Diario Judío México - Hay momentos en la vida en los que uno sabe que debe involucrarse en alguna causa. La mayoría de las veces es en la adolescencia y juventud cuando uno siente este tipo de llamados ó momentos de ayuda para el prójimo.

He visto junto con otros amigos, como los chavos de ahora tienen una especie de apatía por entrar a cualquier organización o actividad que requiera un 100% de compromiso.

Muchos de los jóvenes lo ven como una falta de tiempo y siendo más importante, están jugando Candy Crush, tomando el café en Starbucks, ó no haciendo nada. Algo así como que dijera el rector de la UNAM, Narro son:  ninis, ni les importa ni hacen nada (no lo dijo así, se refería a otra cosa, pero el principio es el mismo).

Muchos de ellos parecen estar invernando, esperando en estado de relax a que algo vaya pasando, supongo que el tiempo.

Lo peor es ver como cuando ocurren  circunstancias realmente graves de apoyo muchos chavos, no les interesa en lo más mínimo el compromiso con la gente. Con la gente necesitada.

Y tampoco se requieren tragedias, sino que no se involucran aunque no esté pasando algo de peligro.

Esta como el caso de unos muchachos que ayudaban a una chica en estado terminal a que se cumplieran algunos de sus deseos. Una de las jóvenes estaba realmente volcada en ayudar. Mientras que la otra hasta puso todo el tiempo cara de “asquito” a la niña enferma diciéndole a su amiga comprometida: “es la primera y última vez que ayudo en esto; la verdad guacalita”.

Por supuesto la prepotencia y forma de hablar de esta segunda chava sólo ponía al descubierto sus propias carencias emocionales y creyéndose que por estar en un mejor estatus económico no debería de estar con alguien “menor” a ella.

La diferencia fue cuando la chava que sí se involucró en la causa dijo: “quiero volver a hacerlo, debe haber mucha gente que nos necesita y quiero ayudar”. Eso representó su calidad humana.

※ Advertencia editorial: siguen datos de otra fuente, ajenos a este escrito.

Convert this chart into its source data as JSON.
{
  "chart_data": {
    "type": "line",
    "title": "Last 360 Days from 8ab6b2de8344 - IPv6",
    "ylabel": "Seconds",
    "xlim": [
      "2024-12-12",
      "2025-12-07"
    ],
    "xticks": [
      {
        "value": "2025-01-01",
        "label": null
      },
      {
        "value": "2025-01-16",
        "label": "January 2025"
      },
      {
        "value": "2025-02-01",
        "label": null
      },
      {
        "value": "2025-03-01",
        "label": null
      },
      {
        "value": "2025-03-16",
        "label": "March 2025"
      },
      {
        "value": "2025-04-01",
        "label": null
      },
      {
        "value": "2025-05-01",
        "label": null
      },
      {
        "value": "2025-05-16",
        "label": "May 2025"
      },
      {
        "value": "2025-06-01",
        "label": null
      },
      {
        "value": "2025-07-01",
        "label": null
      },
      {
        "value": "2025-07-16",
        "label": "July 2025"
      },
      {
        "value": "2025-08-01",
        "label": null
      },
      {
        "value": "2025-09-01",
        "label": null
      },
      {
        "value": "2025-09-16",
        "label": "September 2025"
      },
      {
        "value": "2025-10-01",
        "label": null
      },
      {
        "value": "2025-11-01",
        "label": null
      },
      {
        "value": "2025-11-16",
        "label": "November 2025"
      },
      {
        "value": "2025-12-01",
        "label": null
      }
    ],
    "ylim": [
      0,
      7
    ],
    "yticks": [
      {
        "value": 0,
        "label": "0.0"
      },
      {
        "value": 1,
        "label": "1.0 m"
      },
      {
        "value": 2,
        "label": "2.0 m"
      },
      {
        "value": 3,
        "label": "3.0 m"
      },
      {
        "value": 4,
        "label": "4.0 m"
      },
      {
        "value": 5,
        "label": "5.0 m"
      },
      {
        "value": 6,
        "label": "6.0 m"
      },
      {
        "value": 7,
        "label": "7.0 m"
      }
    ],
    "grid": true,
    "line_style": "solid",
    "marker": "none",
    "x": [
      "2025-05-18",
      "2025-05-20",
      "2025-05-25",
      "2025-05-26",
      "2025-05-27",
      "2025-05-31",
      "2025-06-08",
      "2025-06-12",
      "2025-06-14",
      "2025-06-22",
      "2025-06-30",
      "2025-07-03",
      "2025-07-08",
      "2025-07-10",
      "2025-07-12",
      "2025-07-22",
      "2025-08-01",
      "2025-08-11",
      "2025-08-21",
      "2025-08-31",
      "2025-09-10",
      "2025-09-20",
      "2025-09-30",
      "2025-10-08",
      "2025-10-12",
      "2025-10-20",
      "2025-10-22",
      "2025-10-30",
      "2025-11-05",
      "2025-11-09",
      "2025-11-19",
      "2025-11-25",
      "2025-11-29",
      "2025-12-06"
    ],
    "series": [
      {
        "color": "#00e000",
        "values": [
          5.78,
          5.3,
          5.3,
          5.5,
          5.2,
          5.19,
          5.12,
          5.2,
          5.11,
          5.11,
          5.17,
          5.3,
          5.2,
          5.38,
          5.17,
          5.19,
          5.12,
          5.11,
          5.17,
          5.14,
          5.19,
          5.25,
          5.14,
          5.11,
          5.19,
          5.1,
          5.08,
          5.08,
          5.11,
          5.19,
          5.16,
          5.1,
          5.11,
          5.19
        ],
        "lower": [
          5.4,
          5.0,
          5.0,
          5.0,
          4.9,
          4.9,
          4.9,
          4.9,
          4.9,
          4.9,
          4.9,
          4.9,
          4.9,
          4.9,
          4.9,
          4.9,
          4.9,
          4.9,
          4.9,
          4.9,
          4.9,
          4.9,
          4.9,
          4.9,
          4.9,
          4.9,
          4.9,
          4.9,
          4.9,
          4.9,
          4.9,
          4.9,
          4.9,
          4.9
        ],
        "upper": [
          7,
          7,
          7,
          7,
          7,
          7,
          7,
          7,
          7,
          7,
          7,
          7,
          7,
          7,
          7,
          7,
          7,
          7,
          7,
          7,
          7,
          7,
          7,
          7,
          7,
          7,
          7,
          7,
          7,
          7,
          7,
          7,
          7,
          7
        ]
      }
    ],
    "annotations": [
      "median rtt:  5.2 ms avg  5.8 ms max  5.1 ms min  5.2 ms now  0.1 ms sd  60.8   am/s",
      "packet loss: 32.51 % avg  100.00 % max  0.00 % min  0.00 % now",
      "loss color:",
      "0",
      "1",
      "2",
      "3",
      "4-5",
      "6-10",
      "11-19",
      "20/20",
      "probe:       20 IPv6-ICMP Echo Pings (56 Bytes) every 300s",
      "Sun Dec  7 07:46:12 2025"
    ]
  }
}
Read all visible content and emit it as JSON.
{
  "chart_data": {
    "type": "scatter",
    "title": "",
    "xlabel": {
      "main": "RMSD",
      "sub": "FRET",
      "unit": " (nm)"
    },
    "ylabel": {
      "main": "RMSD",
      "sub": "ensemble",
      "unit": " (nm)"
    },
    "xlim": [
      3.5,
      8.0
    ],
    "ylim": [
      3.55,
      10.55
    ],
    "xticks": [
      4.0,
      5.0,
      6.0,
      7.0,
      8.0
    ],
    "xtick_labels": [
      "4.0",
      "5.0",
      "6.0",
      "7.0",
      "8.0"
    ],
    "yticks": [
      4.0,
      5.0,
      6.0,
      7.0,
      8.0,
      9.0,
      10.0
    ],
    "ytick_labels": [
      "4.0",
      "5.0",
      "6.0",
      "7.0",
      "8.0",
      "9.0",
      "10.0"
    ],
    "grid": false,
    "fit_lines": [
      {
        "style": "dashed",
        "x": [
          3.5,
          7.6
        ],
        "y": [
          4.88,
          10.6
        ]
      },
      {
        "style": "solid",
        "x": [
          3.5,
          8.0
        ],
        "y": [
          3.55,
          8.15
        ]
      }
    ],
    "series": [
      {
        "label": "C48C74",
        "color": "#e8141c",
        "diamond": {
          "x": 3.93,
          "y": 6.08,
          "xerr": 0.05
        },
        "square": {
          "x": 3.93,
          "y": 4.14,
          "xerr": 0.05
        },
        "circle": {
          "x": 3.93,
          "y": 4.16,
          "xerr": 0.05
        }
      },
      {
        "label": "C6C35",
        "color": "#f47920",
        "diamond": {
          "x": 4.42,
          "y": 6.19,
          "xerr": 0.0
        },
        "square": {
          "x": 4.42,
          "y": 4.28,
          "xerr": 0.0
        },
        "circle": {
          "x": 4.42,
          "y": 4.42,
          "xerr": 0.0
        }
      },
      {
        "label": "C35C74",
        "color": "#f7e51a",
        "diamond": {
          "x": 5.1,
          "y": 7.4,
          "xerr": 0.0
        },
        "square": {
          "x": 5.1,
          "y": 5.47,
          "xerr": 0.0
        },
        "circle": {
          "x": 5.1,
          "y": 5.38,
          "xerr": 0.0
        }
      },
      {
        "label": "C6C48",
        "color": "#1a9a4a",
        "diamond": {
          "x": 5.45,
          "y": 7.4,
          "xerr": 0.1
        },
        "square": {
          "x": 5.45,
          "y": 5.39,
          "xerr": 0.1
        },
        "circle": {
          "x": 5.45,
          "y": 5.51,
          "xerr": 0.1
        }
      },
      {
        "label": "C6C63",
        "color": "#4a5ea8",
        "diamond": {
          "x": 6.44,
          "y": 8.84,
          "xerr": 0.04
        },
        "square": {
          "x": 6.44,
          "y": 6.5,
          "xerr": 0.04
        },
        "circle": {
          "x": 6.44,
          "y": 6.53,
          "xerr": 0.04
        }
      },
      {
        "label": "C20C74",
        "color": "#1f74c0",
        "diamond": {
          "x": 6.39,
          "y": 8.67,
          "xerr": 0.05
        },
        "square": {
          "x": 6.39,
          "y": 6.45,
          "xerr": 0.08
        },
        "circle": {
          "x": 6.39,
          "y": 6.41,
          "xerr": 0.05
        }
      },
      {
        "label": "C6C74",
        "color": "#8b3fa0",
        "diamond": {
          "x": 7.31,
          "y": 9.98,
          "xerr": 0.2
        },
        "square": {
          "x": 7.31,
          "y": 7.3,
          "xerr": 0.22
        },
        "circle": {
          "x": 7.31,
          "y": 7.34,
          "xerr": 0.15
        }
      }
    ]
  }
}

Tomar responsabilidades, es algo que en estos tiempos requerimos todos de todos. Es formar con verdadero compromiso. el hecho de que todos estamos necesitándonos unos a otros. Pero que mejor que el que tiene ciertos recursos también los utilice para ayudar un poquito más.

Ósea es dar un extra de esfuerzo, que valdrá la pena en el momento de la ayuda además de sentirse bien al hacer un acto de apoyo con otro ser humano.

¿Qué le pasa al grueso de los chavos?, (no digo todos, porque hay muchos que sí hacen trabajo voluntario).  Pero en general hay muy poca solidaridad, dejan pasar las cosas y hasta con hartancia.

En las escuelas los invitan a hacer labor social y escogen la que menos tenga que ver con comprometerse al 100%, la más fácil y la que les de puntos.

Es como la ley del mínimo esfuerzo.

Pero la ceguera de querer ver que se requiere cada mano para apoyar a otra es enorme. Hablar de grandes ideales es ¿de qué me está hablando?, se conforman con mandarse mensajes, whatsApp, criticándose unos a los otros, viendo la computadora por horas.

El ocio es la madre de todos los vicios, de ahí sólo salen malas ideas. Cuando es mucho mejor hacer algo bueno y útil a no aportar… nada.

Es un conformismo con lo que hay, seguramente en alguna parte esperando algo mejor, pero que les reditúe. Esto no está mal, pero la solidaridad, el compromiso con las causas desfavorecidas y ayudar a cualquier organización que requiera voluntarios es cosa como de otro planeta.

Son los valores que se deben tener en la juventud gracias a que justamente es una de las etapas cuando más aventado se es.

También veo como en ciertas organizaciones el número de gente que participa tiene un mínimo de 40 años y de ahí para arriba.

Cuando lo que además se necesita para el futuro es que los jóvenes de la comunidad se comprometan con estas asociaciones cívicas y de ayuda social.

¿Qué va a pasar con la siguiente generación?, quién va a tomar la batuta?, hay muchas organizaciones, organismos y cosas por hacer: se requiere más participación activa.

Los valores van más allá de que les den puntos extracurriculares en la escuela, los valores son parte de una forma de vida.

El asunto es crear gente comprometida. Alentando a nuestros hijos ó nietos a la participación comunitaria. Sería increíble verlos cada vez más participativos, activos en nuestras u otras organizaciones.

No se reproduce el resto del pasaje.